Mlliyet Milliyet Blog Milliyet Blog
 
Facebook Connect
Blog Kategorileri
 

28 Mart '09

 
Kategori
Seçim
 

Seçim sonrası yazısı

Seçim sonrası yazısı
 

Bu satırlar yazılmaya başlandığında takvim 28 Mart’ı, saat ise 14:51’i gösteriyor.

Sandık başına gidilip oyların kullanılmaya başlanmasına artık saatler kaldı diyebiliriz.

Seçim sonuçlarının alınmasına ise yaklaşık 30-40 saat var.

Seçim sonuçlarının ne olacağına ilişkin yığınla tahmin var ama… Gerçek sonucu sandıktan çıkan oylar belirleyecek.

Biz seçimi ve sonuçlarını bir yana bırakılım ve seçim sonrasına ilişkin birkaç kelam edelim.

Ama… Seçim sonrasına ilişkin birkaç kelam etmeden önce de, seçim öncesine kısa bir göz atalım.

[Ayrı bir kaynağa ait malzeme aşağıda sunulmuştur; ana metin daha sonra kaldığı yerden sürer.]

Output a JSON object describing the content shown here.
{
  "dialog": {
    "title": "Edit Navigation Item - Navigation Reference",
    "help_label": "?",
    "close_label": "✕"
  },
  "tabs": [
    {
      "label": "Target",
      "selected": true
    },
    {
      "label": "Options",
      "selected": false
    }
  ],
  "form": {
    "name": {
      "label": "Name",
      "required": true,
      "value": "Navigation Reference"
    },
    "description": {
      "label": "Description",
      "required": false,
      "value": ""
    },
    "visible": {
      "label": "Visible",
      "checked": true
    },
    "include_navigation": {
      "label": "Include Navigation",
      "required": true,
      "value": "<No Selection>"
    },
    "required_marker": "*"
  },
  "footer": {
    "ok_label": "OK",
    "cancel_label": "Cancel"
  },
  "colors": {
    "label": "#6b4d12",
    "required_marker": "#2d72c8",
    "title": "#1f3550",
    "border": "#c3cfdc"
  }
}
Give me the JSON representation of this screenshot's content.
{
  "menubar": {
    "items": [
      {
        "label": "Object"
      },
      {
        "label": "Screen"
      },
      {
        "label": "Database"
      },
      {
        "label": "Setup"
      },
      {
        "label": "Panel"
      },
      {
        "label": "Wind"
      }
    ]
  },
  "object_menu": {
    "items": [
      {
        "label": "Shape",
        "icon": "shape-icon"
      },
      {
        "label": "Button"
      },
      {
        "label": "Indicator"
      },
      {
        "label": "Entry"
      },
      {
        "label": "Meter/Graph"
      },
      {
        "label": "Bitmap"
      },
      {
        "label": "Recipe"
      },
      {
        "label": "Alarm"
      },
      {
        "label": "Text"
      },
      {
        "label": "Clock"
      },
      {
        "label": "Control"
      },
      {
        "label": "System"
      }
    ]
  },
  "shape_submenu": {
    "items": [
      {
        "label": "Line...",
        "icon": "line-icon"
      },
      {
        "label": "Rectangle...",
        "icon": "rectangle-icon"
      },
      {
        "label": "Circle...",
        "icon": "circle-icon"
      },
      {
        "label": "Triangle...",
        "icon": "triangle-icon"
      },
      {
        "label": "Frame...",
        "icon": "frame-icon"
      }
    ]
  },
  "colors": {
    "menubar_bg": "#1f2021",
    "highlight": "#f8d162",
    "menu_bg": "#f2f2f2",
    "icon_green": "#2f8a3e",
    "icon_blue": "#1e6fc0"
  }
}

Gerek partiler, gerekse adaylar seçim öncesinde özellikle son bir-birbuçuk aya sıkıştırılmış yoğun bir kampanya yaptılar. Bir gün içinde beş-altı yerde, bazen daha da fazlasında toplantılar, mitingler… Toplantılar, mitingler… Toplantılar, mitingler…

Yine son bir-birbuçuk aya sıkıştırılan reklamlar, halkla ilişkiler çalışmaları…

Ne için?..

Seçmene “meramını” anlatıp, ikna etmek ve oyunu alabilmek için.

Bu “meram”dan kasıt ne?.. “Meram” dediğimiz kavramın içerisinde neler var?

Tabi ki parti politikaları, yönetim anlayışları, ideolojileri… Ve planlar, projeler.

Seçimlerin hangi tarihte yapılacağı belli değil mi?... Belli.

Partinin seçime katılıp katılmayacağı belli değil mi?... Belli.

Partinin politikaları, yönetim anlayışı, ideolojisi belli değil mi?.. Belli.

Yani… Her parti iktidar olmak kurulur ve siyaset yapar. İktidar olmayı hedefleyen bir partinin de politikası, planı, projesi olması gerek diye düşünüyorum.

Eğitim, sağlık, güvenlik, ekonomi, şehircilik vs vs vs….

Her partinin bu konulardaki politikalarının, plan ve projelerinin hazır olması gerekir.

Hazırsa, varsa… Bunları anlatmak için neden seçime bir-birbuçuk ay kala halkın, yani seçmenin karşısına çıkılır ki?

Seçim tarihine kadar ne yapar partiler?...Parti genel merkezleri, taşra örgütleri ne yaparlar?..

Hadi iktidar partisi memleketi yönetiyor, başka bir şeyler yapmaya fırsat bulamıyor diyelim… Büyüğüyle-küçüğüyle, anasıyla-yavrusuyla muhalefet partileri ne yapar seçim günü gelip çatana kadar?..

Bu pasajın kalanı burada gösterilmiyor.